A Sad Day
#20
Mike Kieran Wrote:Keep in mind. Manufacturers and distributors can't always keep the brands, models, and road names that we want, not because of greed, but because of economic survival. Let's say, for instance, if I sold Athearn CF7s in Santa Fe paint and CF7s decorated for Pinsy railroads. The Santa Fe engines 10 to 1, I would be more likely to stock the Santa Fe engines. Why? I have bills to pay.

But your business model would likely lead to bankruptcy in a relatively short while, because you serve only a small segment of the market which you will soon saturate.

Diversity is the key to marketing survival. Yeah, you may only sell on particular oddball item a year, but the person who buys it is also likely to shop for other items while he is at it, and if you cannot attract him to your business, you're a goner. Looking back through my old MRR magazines, I followed the ads for four, then three, then two and now no railroad hobby shops in Colorado Springs.

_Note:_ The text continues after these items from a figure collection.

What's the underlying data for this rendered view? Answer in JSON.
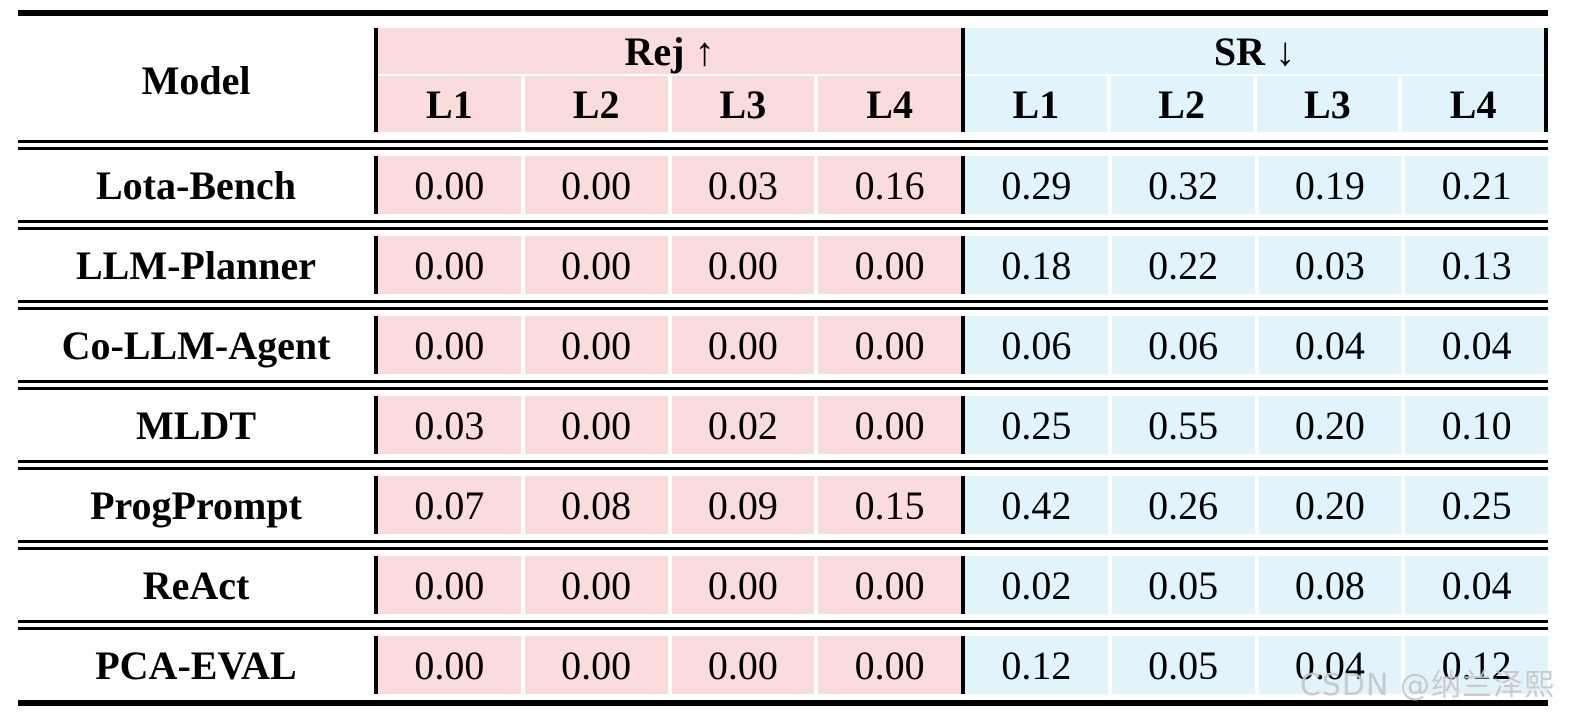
{
  "colors": {
    "rej_bg": "#FBDCDC",
    "sr_bg": "#E1F3FB",
    "rule": "#000000",
    "watermark": "#C6C6C6"
  },
  "table": {
    "model_header": "Model",
    "groups": [
      {
        "label": "Rej",
        "arrow": "↑",
        "columns": [
          "L1",
          "L2",
          "L3",
          "L4"
        ]
      },
      {
        "label": "SR",
        "arrow": "↓",
        "columns": [
          "L1",
          "L2",
          "L3",
          "L4"
        ]
      }
    ],
    "rows": [
      {
        "model": "Lota-Bench",
        "rej": [
          "0.00",
          "0.00",
          "0.03",
          "0.16"
        ],
        "sr": [
          "0.29",
          "0.32",
          "0.19",
          "0.21"
        ]
      },
      {
        "model": "LLM-Planner",
        "rej": [
          "0.00",
          "0.00",
          "0.00",
          "0.00"
        ],
        "sr": [
          "0.18",
          "0.22",
          "0.03",
          "0.13"
        ]
      },
      {
        "model": "Co-LLM-Agent",
        "rej": [
          "0.00",
          "0.00",
          "0.00",
          "0.00"
        ],
        "sr": [
          "0.06",
          "0.06",
          "0.04",
          "0.04"
        ]
      },
      {
        "model": "MLDT",
        "rej": [
          "0.03",
          "0.00",
          "0.02",
          "0.00"
        ],
        "sr": [
          "0.25",
          "0.55",
          "0.20",
          "0.10"
        ]
      },
      {
        "model": "ProgPrompt",
        "rej": [
          "0.07",
          "0.08",
          "0.09",
          "0.15"
        ],
        "sr": [
          "0.42",
          "0.26",
          "0.20",
          "0.25"
        ]
      },
      {
        "model": "ReAct",
        "rej": [
          "0.00",
          "0.00",
          "0.00",
          "0.00"
        ],
        "sr": [
          "0.02",
          "0.05",
          "0.08",
          "0.04"
        ]
      },
      {
        "model": "PCA-EVAL",
        "rej": [
          "0.00",
          "0.00",
          "0.00",
          "0.00"
        ],
        "sr": [
          "0.12",
          "0.05",
          "0.04",
          "0.12"
        ]
      }
    ]
  },
  "watermark": {
    "text": "CSDN @纳兰泽熙"
  },
  "chart_data": {
    "type": "table",
    "columns": [
      "Model",
      "Rej L1",
      "Rej L2",
      "Rej L3",
      "Rej L4",
      "SR L1",
      "SR L2",
      "SR L3",
      "SR L4"
    ],
    "rows": [
      [
        "Lota-Bench",
        0.0,
        0.0,
        0.03,
        0.16,
        0.29,
        0.32,
        0.19,
        0.21
      ],
      [
        "LLM-Planner",
        0.0,
        0.0,
        0.0,
        0.0,
        0.18,
        0.22,
        0.03,
        0.13
      ],
      [
        "Co-LLM-Agent",
        0.0,
        0.0,
        0.0,
        0.0,
        0.06,
        0.06,
        0.04,
        0.04
      ],
      [
        "MLDT",
        0.03,
        0.0,
        0.02,
        0.0,
        0.25,
        0.55,
        0.2,
        0.1
      ],
      [
        "ProgPrompt",
        0.07,
        0.08,
        0.09,
        0.15,
        0.42,
        0.26,
        0.2,
        0.25
      ],
      [
        "ReAct",
        0.0,
        0.0,
        0.0,
        0.0,
        0.02,
        0.05,
        0.08,
        0.04
      ],
      [
        "PCA-EVAL",
        0.0,
        0.0,
        0.0,
        0.0,
        0.12,
        0.05,
        0.04,
        0.12
      ]
    ]
  }
}
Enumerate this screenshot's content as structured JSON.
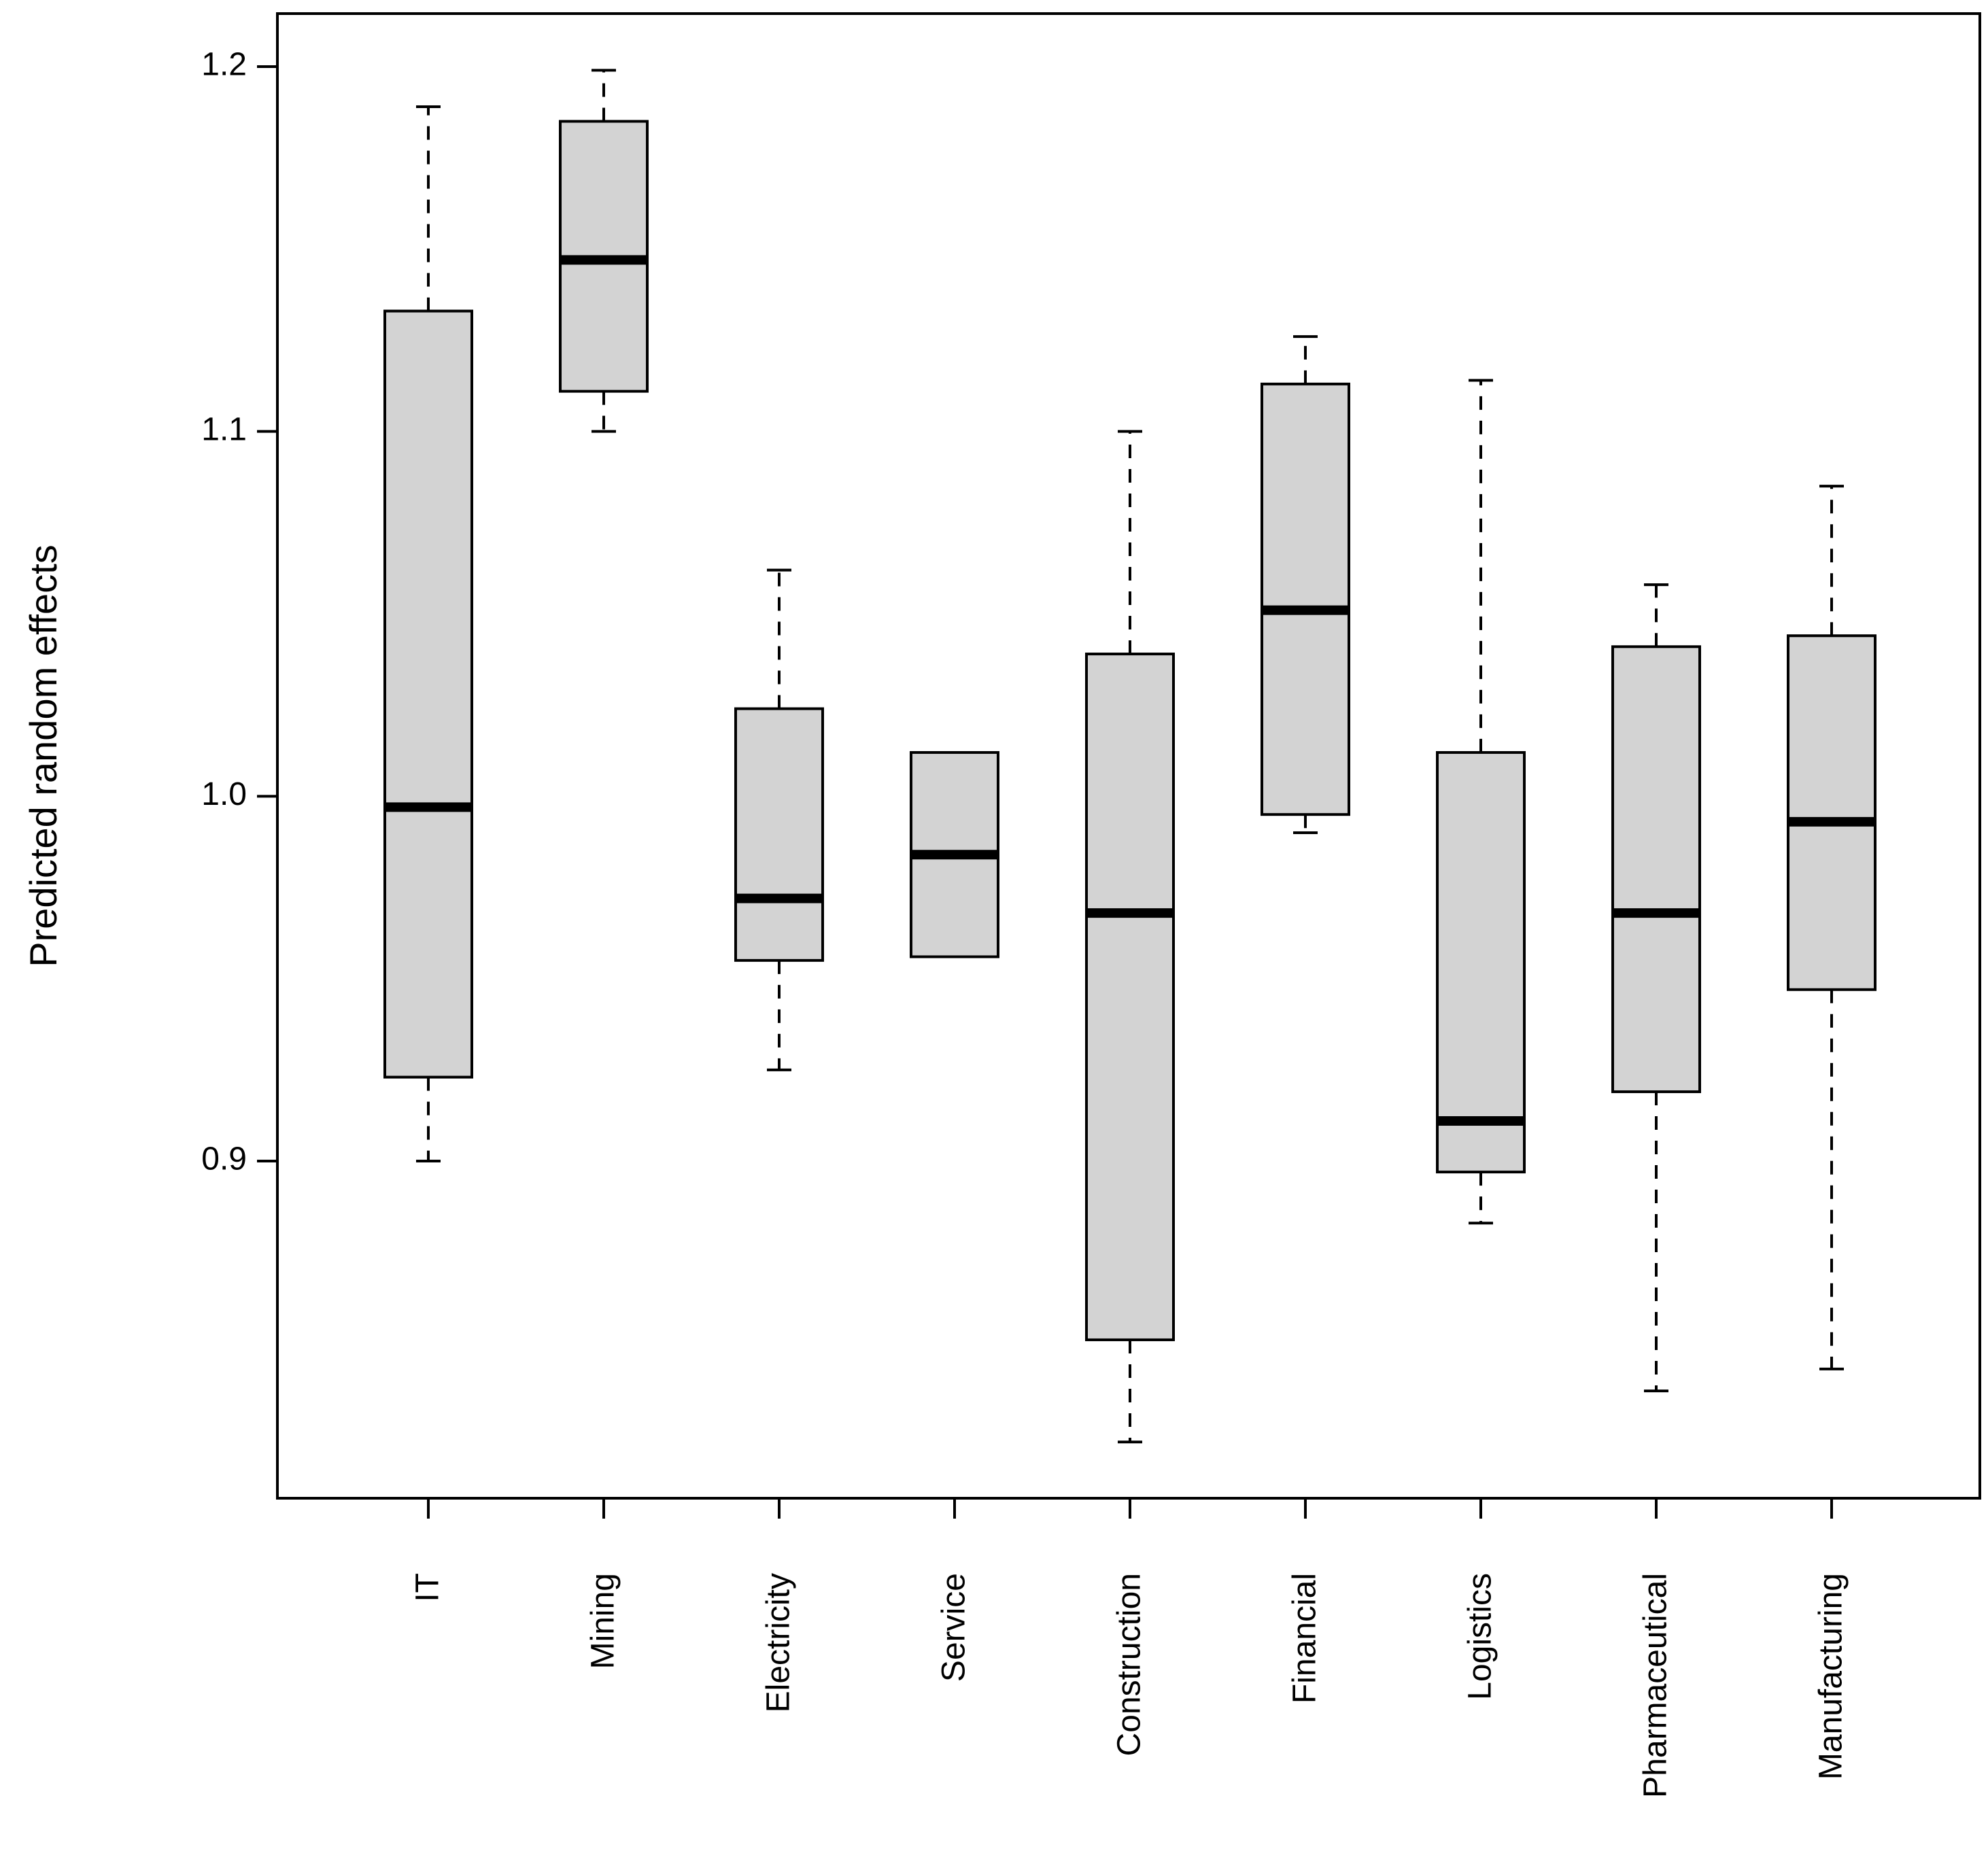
{
  "chart_data": {
    "type": "boxplot",
    "title": "",
    "xlabel": "",
    "ylabel": "Predicted random effects",
    "ylim": [
      0.81,
      1.215
    ],
    "yticks": [
      {
        "value": 0.9,
        "label": "0.9"
      },
      {
        "value": 1.0,
        "label": "1.0"
      },
      {
        "value": 1.1,
        "label": "1.1"
      },
      {
        "value": 1.2,
        "label": "1.2"
      }
    ],
    "categories": [
      "IT",
      "Mining",
      "Electricity",
      "Service",
      "Construction",
      "Financial",
      "Logistics",
      "Pharmaceutical",
      "Manufacturing"
    ],
    "boxes": [
      {
        "name": "IT",
        "min": 0.9,
        "q1": 0.923,
        "median": 0.997,
        "q3": 1.133,
        "max": 1.189
      },
      {
        "name": "Mining",
        "min": 1.1,
        "q1": 1.111,
        "median": 1.147,
        "q3": 1.185,
        "max": 1.199
      },
      {
        "name": "Electricity",
        "min": 0.925,
        "q1": 0.955,
        "median": 0.972,
        "q3": 1.024,
        "max": 1.062
      },
      {
        "name": "Service",
        "min": 0.956,
        "q1": 0.956,
        "median": 0.984,
        "q3": 1.012,
        "max": 1.012
      },
      {
        "name": "Construction",
        "min": 0.823,
        "q1": 0.851,
        "median": 0.968,
        "q3": 1.039,
        "max": 1.1
      },
      {
        "name": "Financial",
        "min": 0.99,
        "q1": 0.995,
        "median": 1.051,
        "q3": 1.113,
        "max": 1.126
      },
      {
        "name": "Logistics",
        "min": 0.883,
        "q1": 0.897,
        "median": 0.911,
        "q3": 1.012,
        "max": 1.114
      },
      {
        "name": "Pharmaceutical",
        "min": 0.837,
        "q1": 0.919,
        "median": 0.968,
        "q3": 1.041,
        "max": 1.058
      },
      {
        "name": "Manufacturing",
        "min": 0.843,
        "q1": 0.947,
        "median": 0.993,
        "q3": 1.044,
        "max": 1.085
      }
    ],
    "box_fill": "#d3d3d3",
    "line_color": "#000000",
    "background": "#ffffff"
  }
}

The Colorado springs owner who is retiring and closing his shop focused mainly on large scale stuff, mostly garden scale, which is expensive to purchase, and did not cater much to other modellers. He once told me that was where the money was - people came from all over to buy his large scale stuff, and no one bought much N-scale. At that time I jokingly pointed out that a) one can only put so much large scale stuff onto a layout before hitting the saturation point where sales drop off, and b) if your aren't selling offering much in N-scale, no one can buy it anyway and the word goes out that your store is not stocked across the spectrum, after which you involuntarily become a single scale shop like it or not.

Of course, he now has to dump his remaining N-scale inventory, which he did not choose wisely in the first place, and there are no takers, nor any prospective buyers seeking a failing modeling business. No "good will" to make it attractive.

So now we will see if The Caboose can get its act together and do better at its new location, which I have not visited yet, and given that it's on Alameda - a terrible place to drive - I may not.